Having not left the UK until I was 25, I went to stay in Japan. Drawn by the sense of sacredness embedded quietly in everyday life. There I found a celebration of imperfection and impermanence, a ‘wabi-sabi’aesthetic, with simplicity and stillness framing a window to another world. I am interested in the things that transcend our individual differences, by exaggerating the similarities. Filtered through philosophical thought and the design inherent in nature. Using textural and graphic imagery, the work utilises modern techniques to reinterpret long held belief systems. I have always been interested in mental health and encouraging well-being. My ongoing research has led me to study Mindfulness, and to investigate further with a sangha in the Tibetan Buddhist tradition.
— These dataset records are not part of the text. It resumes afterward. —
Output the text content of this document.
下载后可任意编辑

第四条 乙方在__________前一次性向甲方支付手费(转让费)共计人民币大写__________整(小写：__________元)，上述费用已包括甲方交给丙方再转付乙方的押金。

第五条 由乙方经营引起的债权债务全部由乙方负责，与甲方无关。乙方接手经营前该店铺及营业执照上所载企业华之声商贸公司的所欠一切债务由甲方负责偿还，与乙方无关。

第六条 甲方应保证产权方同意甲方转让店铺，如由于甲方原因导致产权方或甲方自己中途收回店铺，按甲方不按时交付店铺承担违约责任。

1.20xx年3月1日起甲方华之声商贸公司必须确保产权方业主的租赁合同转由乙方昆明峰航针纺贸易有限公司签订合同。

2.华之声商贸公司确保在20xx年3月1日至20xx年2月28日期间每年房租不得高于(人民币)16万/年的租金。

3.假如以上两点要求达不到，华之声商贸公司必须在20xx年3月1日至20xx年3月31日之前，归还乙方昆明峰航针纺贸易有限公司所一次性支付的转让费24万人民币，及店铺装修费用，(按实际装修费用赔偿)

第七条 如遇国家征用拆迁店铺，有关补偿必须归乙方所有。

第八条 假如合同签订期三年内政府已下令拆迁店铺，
Aiming to witness the unseen as a ‘bridge’ to the ‘Source’ and creating visuals that connect the viewer to a visceral sense of an idea. Pushing the boundaries of commercial techniques then regrounding them, by using the integrity of wood, back into the natural world. Sometimes creating three dimension objects and recording them in situ, or letting the process dictate the outcome, encourages the element of chance, of witnessing the moment.

The work finds a little space, a non-religious sanctuary, by creating a tangible absence to engage and intrigue an audience.

I feel my work is in it’s infancy, I am learning so much and haven’t yet caught up to reflect it fully in my artwork. There is a sense of urgency – look out for updates! The images printed onto birch ply can also be reproduced up to A1 size, and would make engaging surfaces or interior panels for places of contemplation, recovery and quiet inside spaces.

Mindfulness can change lives and change minds.

But we all need a trigger sometimes to make us stop and think – or just be still.

Alison’s striking and original images can really help.